Emmanuelle affole encore les masques et les plumes

Je m’étais promis de ne plus commenter « Le Masque & la Plume » sur Inter et je déroge souvent car ce qui me fait sortir de mes gonds, relève à chaque fois de l’abus de position culturelle dominante. Ces gens qui sont quasiment tous âgés de 50 ans et plus – bien plus pour les plus anciens que j’écoute depuis à peu près 45 ans – paraissent faire autorité, en raison de leur connaissance des sujets traités. Pourtant, j’ai déjà fait remarquer que la plupart des précisions apportées par l’un ou par l’autre figure dans le dossier de presse qu’ils reçoivent. C’est ainsi que l’un d’eux peut mentionner la présence d’un technicien au générique alors même qu’aucun d’entre eux ne le regarde, tout occupés qu’ils sont à commenter à chaud, avec leurs voisins immédiats, tout en remettant leurs manteaux. Un autre se chargera d’évoquer le contexte historique du film ou les contraintes du réalisateur. Voici pour le point de départ.
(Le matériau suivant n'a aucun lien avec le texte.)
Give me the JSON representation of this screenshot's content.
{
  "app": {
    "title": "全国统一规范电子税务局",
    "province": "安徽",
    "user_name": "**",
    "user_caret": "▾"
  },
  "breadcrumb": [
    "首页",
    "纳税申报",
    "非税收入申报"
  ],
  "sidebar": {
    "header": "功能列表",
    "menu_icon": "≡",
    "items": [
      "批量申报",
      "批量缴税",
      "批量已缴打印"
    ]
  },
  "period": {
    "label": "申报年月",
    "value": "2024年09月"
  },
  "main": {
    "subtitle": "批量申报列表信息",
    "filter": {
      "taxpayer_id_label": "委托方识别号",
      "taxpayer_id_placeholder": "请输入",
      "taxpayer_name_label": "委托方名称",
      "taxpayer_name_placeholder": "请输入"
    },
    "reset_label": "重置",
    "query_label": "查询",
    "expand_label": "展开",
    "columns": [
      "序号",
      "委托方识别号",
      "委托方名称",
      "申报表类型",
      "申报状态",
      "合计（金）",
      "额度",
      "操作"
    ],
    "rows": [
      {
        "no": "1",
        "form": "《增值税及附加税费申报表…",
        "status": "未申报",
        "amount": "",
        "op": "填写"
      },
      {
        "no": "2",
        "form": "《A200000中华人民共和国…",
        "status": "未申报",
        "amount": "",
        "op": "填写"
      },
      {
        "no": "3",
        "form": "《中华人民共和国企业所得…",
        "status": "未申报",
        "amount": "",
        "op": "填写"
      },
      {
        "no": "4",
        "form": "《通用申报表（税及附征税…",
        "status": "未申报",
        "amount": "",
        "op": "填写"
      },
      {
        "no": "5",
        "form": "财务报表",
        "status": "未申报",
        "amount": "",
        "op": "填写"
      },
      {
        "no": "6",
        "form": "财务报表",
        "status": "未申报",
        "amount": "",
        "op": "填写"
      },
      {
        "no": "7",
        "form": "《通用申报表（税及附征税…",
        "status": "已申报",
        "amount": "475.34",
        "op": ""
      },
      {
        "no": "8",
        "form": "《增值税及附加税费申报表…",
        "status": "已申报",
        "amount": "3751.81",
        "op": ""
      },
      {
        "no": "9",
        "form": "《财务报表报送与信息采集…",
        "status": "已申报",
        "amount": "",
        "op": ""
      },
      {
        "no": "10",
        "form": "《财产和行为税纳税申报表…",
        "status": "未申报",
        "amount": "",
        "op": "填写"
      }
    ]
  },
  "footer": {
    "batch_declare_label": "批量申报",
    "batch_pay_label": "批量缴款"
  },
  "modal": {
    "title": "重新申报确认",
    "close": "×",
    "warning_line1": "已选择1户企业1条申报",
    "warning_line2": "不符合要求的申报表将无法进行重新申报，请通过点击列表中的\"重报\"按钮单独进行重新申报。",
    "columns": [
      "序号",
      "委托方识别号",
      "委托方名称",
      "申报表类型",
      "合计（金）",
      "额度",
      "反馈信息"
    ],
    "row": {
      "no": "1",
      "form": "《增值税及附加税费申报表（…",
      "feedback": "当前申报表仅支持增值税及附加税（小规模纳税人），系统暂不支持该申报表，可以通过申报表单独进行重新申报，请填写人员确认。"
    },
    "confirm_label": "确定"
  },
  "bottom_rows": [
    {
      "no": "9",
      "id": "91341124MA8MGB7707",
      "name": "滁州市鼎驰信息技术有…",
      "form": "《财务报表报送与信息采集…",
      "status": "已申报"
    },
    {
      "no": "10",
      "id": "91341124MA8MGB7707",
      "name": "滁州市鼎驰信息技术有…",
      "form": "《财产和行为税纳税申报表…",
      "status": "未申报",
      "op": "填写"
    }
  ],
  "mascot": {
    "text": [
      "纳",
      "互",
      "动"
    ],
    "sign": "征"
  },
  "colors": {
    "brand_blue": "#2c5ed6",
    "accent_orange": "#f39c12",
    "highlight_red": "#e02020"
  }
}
En ce moment, covid oblige, ils ne sortent plus beaucoup et en profitent pour critiquer les vieux films sortis en DVD. C’est ainsi qu’ils ont parlé de fameux « Emmanuelle ».

https://www.franceinter.fr/emissions/le-masque-et-la-plume/le-masque-et-la-plume-24-janvier-2021

Rappel des faits pour les plus jeunes ou les vieux oublieux : il s’agit d’un film érotique qui a obtenu une couverture médiatique démesurée à sa sortie en 1974 et donc, un énorme succès. Il faut rappeler que sur les Champs-Élysées à Paris, le cinéma « Le Triomphe » l’a maintenu à l’affiche pendant 12 ans. 1974, c’est l’élection de Giscard à la Présidence de la République et le film en a bien profité. En fait, le succès correspondait à une envie de défoulement après tant d’années de censure et de honte à aller voir ce genre de films. Certes, ce n’était pas « l’état de grâce » de 1981 mais un vent frais soufflait et la France respirait. Enfin, on sentait qu’on entrait dans la modernité. Finie la vieille bourgeoisie conservatrice au pouvoir et une nouvelle génération détachée des vieilles contingences pouvait croire qu’elle prenait le pouvoir et allait tout changer sans tout casser. Le changement dans la continuité, slogan de la campagne victorieuse ne disait pas autre chose. On change mais sans bouleversement.

Quelques années plus tard, le journaliste Jean-François Kahn, passé sur France-Inter, ironisait sur le succès de ce film. Il rapportait qu’on y allait en famille. Ça a dû arriver malgré l’interdiction au moins de 18 ans mais on ne devait trop rien dire puisqu’on sentait que les choses bougeaient et qu’on n’allait plus revenir en arrière. En tout cas, on y allait en couple et toutes les générations se sont précipitées. Signe des temps, l’affiche montrait l’actrice principale incarnant le rôle titre, seins nus, dans un fauteuil en rotin. Personne pour s’offusquer. On voyait peu de nudité sur les affiches. Il y avait bien eu « Fellini Roma » quelques années avant mais « Le Dernier Tango à Paris » proposait une affiche sobre, très éloignée de sa réputation sulfureuse. « Emmanuelle » a inauguré une ère nouvelle pour le cinéma et l’affiche de cinéma. Rien n’a plus jamais été comme avant.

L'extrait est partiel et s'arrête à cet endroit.